East-west variation in tectonic activity and strong north-south climatic gradients provide a unique opportunity to study tectonic, climatic and lithologic influences on landscape evolution in the San Gabriel Mountains, California. The competing tendencies of constructive tectonic and degradational climatic effects act against lithologic resistance to influence fluvial systems, and thus the nature of adjacent and nested drainage basins. Landscape fractal dimension ( D), a measure of surface roughness over a variety of scales, and the hypsometric integral ( I), a measure of the distribution of landmass volume above a reference plane are useful measures of altitudinal variation with scale. As such, they may provide clues as to the relative influences of tectonism, climate and rock type. Topographic analyses of the San Gabriel Mountains clearly indicate that tectonism strongly influences D at range-wavelength scales, while rock-type variation apparently influences D and I at smaller scales.
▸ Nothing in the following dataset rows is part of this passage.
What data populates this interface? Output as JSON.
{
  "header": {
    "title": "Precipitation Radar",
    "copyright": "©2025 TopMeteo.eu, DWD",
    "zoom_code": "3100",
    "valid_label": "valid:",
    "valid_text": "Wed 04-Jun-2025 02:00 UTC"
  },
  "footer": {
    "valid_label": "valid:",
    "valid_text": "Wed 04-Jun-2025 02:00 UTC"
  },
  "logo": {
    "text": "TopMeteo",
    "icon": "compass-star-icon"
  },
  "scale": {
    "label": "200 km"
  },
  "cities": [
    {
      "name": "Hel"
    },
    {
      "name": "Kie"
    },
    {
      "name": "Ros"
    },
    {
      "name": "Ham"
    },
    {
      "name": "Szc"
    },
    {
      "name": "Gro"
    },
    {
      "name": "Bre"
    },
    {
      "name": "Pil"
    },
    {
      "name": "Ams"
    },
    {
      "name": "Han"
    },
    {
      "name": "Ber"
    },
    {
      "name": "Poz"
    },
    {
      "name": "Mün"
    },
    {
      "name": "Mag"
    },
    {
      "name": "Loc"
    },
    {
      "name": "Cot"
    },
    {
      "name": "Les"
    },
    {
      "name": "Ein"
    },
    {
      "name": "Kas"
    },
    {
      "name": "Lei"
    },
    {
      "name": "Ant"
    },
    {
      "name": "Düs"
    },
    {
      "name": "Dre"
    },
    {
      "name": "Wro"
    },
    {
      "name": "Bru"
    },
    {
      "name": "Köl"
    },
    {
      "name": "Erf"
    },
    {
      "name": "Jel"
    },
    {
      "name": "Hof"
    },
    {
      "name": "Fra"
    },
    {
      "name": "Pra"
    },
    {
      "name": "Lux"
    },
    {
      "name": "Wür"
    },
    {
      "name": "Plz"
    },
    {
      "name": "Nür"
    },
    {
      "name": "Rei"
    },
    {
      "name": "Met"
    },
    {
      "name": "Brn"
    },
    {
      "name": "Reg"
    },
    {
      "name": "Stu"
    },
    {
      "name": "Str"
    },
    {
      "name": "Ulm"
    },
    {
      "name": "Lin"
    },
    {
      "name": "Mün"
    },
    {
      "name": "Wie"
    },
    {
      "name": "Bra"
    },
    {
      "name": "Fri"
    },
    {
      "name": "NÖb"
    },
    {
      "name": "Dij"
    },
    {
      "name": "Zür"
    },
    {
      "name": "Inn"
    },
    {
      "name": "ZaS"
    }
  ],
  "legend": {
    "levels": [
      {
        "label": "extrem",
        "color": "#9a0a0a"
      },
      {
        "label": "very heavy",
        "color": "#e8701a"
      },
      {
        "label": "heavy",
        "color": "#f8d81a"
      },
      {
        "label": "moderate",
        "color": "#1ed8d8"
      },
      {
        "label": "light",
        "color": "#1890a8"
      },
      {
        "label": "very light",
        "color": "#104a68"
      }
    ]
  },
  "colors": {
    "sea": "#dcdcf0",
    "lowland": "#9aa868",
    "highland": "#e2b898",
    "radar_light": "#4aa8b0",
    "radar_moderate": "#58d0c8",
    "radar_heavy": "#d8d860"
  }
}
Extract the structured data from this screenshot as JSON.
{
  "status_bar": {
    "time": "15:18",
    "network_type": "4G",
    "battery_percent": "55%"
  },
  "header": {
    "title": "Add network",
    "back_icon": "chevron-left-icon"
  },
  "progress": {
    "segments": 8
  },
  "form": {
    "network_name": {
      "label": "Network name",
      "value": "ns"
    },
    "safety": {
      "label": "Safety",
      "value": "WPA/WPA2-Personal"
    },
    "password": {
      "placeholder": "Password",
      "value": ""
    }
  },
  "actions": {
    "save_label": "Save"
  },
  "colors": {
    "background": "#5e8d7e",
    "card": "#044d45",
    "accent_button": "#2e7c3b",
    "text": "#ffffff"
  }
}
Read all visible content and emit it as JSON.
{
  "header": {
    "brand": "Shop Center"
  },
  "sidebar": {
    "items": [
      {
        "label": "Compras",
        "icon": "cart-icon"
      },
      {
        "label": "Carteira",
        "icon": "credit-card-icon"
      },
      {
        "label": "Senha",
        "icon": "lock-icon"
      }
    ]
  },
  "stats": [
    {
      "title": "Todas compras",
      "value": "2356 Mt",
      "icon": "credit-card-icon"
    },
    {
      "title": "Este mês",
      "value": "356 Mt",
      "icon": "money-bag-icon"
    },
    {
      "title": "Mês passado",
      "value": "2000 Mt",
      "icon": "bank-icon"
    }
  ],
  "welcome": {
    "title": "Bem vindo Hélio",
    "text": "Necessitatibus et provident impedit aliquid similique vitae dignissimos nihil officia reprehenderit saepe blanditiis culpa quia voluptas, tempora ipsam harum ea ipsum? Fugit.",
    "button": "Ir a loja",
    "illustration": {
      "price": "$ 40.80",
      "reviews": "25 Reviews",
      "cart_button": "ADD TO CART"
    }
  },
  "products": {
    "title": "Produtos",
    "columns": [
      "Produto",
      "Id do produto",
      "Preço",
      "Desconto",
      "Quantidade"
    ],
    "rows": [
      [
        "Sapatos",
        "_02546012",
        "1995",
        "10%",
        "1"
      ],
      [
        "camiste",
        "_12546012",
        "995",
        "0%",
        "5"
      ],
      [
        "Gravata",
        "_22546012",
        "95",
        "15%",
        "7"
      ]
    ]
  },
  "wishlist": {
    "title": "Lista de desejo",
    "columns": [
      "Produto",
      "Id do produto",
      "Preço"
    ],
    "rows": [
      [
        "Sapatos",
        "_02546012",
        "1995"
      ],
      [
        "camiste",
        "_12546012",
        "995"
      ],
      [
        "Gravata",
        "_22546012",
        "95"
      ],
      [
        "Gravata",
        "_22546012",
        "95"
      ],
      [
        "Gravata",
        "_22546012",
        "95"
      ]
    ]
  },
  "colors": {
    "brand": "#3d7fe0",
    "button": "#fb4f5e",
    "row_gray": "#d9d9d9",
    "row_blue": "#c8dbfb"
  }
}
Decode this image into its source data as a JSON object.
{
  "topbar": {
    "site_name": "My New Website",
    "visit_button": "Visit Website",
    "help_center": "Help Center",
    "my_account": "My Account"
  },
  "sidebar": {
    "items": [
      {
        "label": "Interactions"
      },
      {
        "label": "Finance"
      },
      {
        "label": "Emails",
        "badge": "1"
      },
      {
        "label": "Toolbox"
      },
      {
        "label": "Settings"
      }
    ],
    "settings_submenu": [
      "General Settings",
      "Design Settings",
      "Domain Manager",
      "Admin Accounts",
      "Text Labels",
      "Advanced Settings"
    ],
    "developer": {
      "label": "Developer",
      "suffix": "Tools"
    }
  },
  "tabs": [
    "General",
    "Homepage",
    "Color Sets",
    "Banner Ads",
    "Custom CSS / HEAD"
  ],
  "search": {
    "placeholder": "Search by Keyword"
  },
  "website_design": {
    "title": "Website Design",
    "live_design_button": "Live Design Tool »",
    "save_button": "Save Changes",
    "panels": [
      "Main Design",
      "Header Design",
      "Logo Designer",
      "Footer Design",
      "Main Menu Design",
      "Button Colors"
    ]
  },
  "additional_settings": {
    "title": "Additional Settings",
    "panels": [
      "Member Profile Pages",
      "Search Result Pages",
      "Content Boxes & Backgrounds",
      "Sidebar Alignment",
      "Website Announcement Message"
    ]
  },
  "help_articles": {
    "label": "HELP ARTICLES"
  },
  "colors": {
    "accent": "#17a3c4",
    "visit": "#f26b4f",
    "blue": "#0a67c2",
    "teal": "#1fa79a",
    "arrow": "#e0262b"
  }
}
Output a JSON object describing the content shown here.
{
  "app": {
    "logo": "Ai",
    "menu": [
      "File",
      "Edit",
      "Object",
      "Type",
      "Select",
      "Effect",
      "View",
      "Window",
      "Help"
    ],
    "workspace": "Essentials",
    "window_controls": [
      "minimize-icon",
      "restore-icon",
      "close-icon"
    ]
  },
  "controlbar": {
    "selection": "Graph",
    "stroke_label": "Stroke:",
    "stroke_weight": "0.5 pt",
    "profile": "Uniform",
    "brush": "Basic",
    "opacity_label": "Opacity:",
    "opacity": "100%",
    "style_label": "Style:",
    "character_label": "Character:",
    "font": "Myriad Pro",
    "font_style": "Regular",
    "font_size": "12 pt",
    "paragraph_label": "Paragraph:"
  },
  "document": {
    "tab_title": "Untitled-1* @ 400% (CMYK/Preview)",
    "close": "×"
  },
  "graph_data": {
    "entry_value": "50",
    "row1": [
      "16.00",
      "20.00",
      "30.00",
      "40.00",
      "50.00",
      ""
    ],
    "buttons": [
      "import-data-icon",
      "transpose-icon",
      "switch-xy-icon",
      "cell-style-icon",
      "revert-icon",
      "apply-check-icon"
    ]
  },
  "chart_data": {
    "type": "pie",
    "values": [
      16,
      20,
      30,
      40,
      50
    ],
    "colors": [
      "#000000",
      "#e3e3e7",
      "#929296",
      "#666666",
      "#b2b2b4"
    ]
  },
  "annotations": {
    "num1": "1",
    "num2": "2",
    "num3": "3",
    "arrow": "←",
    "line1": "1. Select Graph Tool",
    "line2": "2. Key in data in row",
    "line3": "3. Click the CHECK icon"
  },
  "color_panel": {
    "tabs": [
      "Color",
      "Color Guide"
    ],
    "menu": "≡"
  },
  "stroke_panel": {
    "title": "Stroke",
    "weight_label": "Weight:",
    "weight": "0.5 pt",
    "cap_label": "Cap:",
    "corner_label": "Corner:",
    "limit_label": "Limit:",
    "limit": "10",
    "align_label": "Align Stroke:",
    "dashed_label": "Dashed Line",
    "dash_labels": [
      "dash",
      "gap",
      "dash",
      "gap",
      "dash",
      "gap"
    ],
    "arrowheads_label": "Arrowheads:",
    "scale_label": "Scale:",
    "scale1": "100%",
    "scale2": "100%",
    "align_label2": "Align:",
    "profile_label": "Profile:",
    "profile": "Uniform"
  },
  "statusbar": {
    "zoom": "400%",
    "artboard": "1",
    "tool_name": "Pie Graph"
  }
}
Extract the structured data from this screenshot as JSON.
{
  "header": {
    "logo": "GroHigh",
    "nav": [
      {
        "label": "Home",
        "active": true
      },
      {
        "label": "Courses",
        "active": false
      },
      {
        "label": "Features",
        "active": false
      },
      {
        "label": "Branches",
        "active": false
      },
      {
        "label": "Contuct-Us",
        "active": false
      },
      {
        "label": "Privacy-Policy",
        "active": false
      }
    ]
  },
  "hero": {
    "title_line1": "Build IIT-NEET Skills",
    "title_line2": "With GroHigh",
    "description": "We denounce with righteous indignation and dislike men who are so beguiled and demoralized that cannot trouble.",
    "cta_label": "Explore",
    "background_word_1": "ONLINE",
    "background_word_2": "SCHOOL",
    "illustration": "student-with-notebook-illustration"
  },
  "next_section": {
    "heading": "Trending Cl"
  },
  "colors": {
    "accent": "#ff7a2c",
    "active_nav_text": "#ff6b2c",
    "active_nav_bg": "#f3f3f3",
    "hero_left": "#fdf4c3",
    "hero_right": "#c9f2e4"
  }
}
Tectonism is also shown to influence I across the mountain-piedmont junction at all scales investigated. Tectonic activity shows strong negative correlation with both I and D because tectonically active portions of the mountain front do not allow time for much landscape dissection by lower-order streams. Three-dimensional topographic modeling suggests climatic parameters exert a stronger influence on D than does tectonism. This modeling also suggests an inverse correlation between range-scale D and I with varying climate and uplift rate; a positive correlation is observed in the San Gabriel Mountains. We suggest this difference results from (1) differences in uplift style between the San Gabriel Mountains and the models, and/or (2) variation in rock-type erodibility present in the San Gabriel Mountains but which was not modeled. We postulate that the interaction of tectonic, climatic and lithologic parameters influences the stable I and D to which a landscape evolves. Key questions remaining include: (1) the time required to reach a stable I or D after a climatic or tectonic change; (2) what does the fractal nature of topography tell us about the scaling characteristics of major landforming processes; (3) how does climate influence range-scale I and both range- and small-scale D; and (4) what are the effects on I and D of range-scale lithologic variation, both in the models and in real landscapes?